Focus on revenue trajectory, recurring contract wins, cash flow, and commentary on margins. Given NET.AX stock’s small market cap and low liquidity, management guidance on cash or new partner agreements will be the biggest market driver.
Is NET.AX stock a buy after earnings?
Post‑earnings buys depend on evidence of improving cash flow and contract momentum. Meyka AI gives a B+ grade but advises cautious, size‑limited positions because fundamentals and liquidity remain weak.

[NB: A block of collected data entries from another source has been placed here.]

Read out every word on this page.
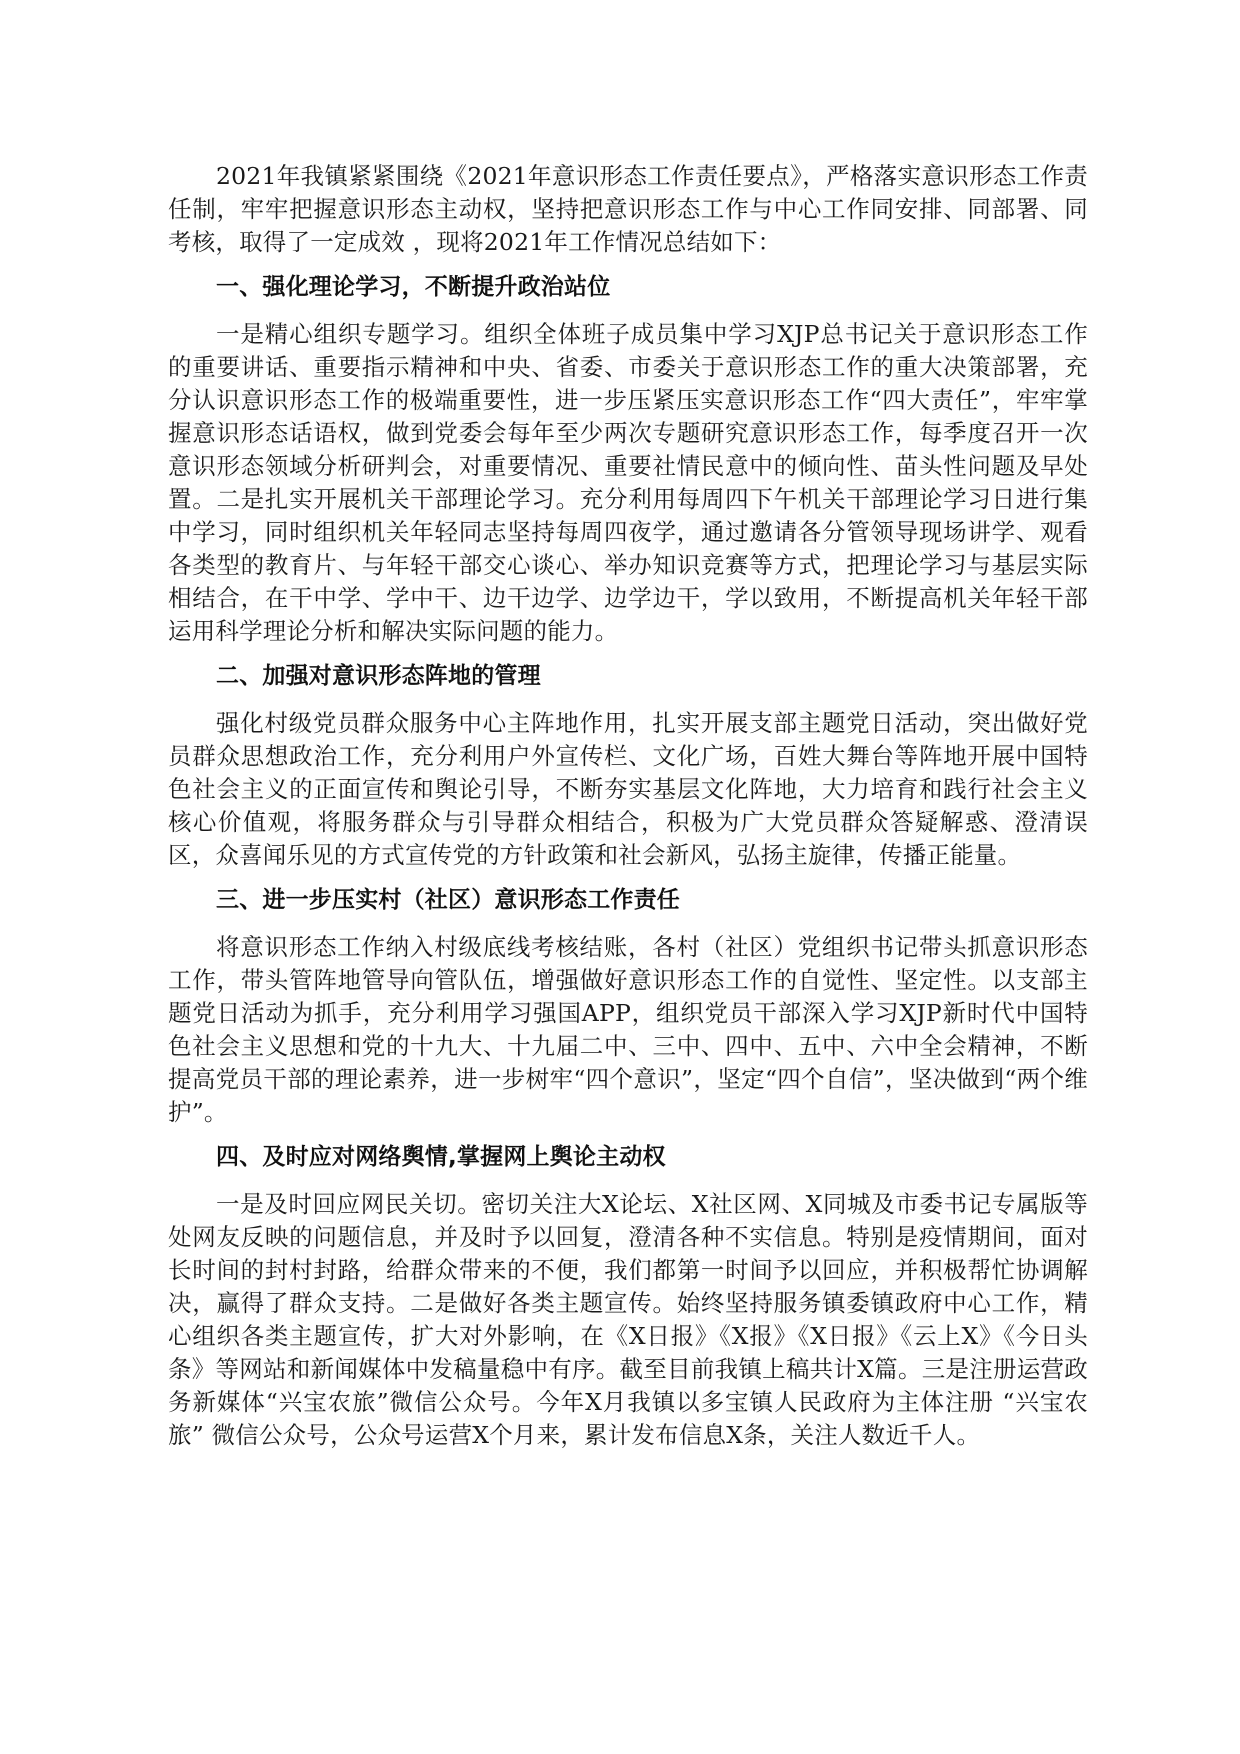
2021年我镇紧紧围绕《2021年意识形态工作责任要点》，严格落实意识形态工作责任制，牢牢把握意识形态主动权，坚持把意识形态工作与中心工作同安排、同部署、同考核，取得了一定成效 ，现将2021年工作情况总结如下：

一、强化理论学习，不断提升政治站位

一是精心组织专题学习。组织全体班子成员集中学习XJP总书记关于意识形态工作的重要讲话、重要指示精神和中央、省委、市委关于意识形态工作的重大决策部署，充分认识意识形态工作的极端重要性，进一步压紧压实意识形态工作“四大责任”，牢牢掌握意识形态话语权，做到党委会每年至少两次专题研究意识形态工作，每季度召开一次意识形态领域分析研判会，对重要情况、重要社情民意中的倾向性、苗头性问题及早处置。二是扎实开展机关干部理论学习。充分利用每周四下午机关干部理论学习日进行集中学习，同时组织机关年轻同志坚持每周四夜学，通过邀请各分管领导现场讲学、观看各类型的教育片、与年轻干部交心谈心、举办知识竞赛等方式，把理论学习与基层实际相结合，在干中学、学中干、边干边学、边学边干，学以致用，不断提高机关年轻干部运用科学理论分析和解决实际问题的能力。

二、加强对意识形态阵地的管理

强化村级党员群众服务中心主阵地作用，扎实开展支部主题党日活动，突出做好党员群众思想政治工作，充分利用户外宣传栏、文化广场，百姓大舞台等阵地开展中国特色社会主义的正面宣传和舆论引导，不断夯实基层文化阵地，大力培育和践行社会主义核心价值观，将服务群众与引导群众相结合，积极为广大党员群众答疑解惑、澄清误区，众喜闻乐见的方式宣传党的方针政策和社会新风，弘扬主旋律，传播正能量。

三、进一步压实村（社区）意识形态工作责任

将意识形态工作纳入村级底线考核结账，各村（社区）党组织书记带头抓意识形态工作，带头管阵地管导向管队伍，增强做好意识形态工作的自觉性、坚定性。以支部主题党日活动为抓手，充分利用学习强国APP，组织党员干部深入学习XJP新时代中国特色社会主义思想和党的十九大、十九届二中、三中、四中、五中、六中全会精神，不断提高党员干部的理论素养，进一步树牢“四个意识”，坚定“四个自信”，坚决做到“两个维护”。

四、及时应对网络舆情,掌握网上舆论主动权

一是及时回应网民关切。密切关注大X论坛、X社区网、X同城及市委书记专属版等处网友反映的问题信息，并及时予以回复，澄清各种不实信息。特别是疫情期间，面对长时间的封村封路，给群众带来的不便，我们都第一时间予以回应，并积极帮忙协调解决，赢得了群众支持。二是做好各类主题宣传。始终坚持服务镇委镇政府中心工作，精心组织各类主题宣传，扩大对外影响，在《X日报》《X报》《X日报》《云上X》《今日头条》等网站和新闻媒体中发稿量稳中有序。截至目前我镇上稿共计X篇。三是注册运营政务新媒体“兴宝农旅”微信公众号。今年X月我镇以多宝镇人民政府为主体注册 “兴宝农旅” 微信公众号，公众号运营X个月来，累计发布信息X条，关注人数近千人。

How reliable is the Meyka AI forecast for NET.AX?
Meyka AI’s forecast model projects A$5.12, but forecasts are model‑based projections and not guarantees. Use them alongside fundamentals; treat the number as a scenario, not a certainty.
Disclaimer:
Stock markets involve risks. This content is for informational purposes only. Past performance does not guarantee future results. Meyka AI PTY LTD provides market analysis and data insights, not financial advice. Always conduct your own research and consider consulting a licensed financial advisor.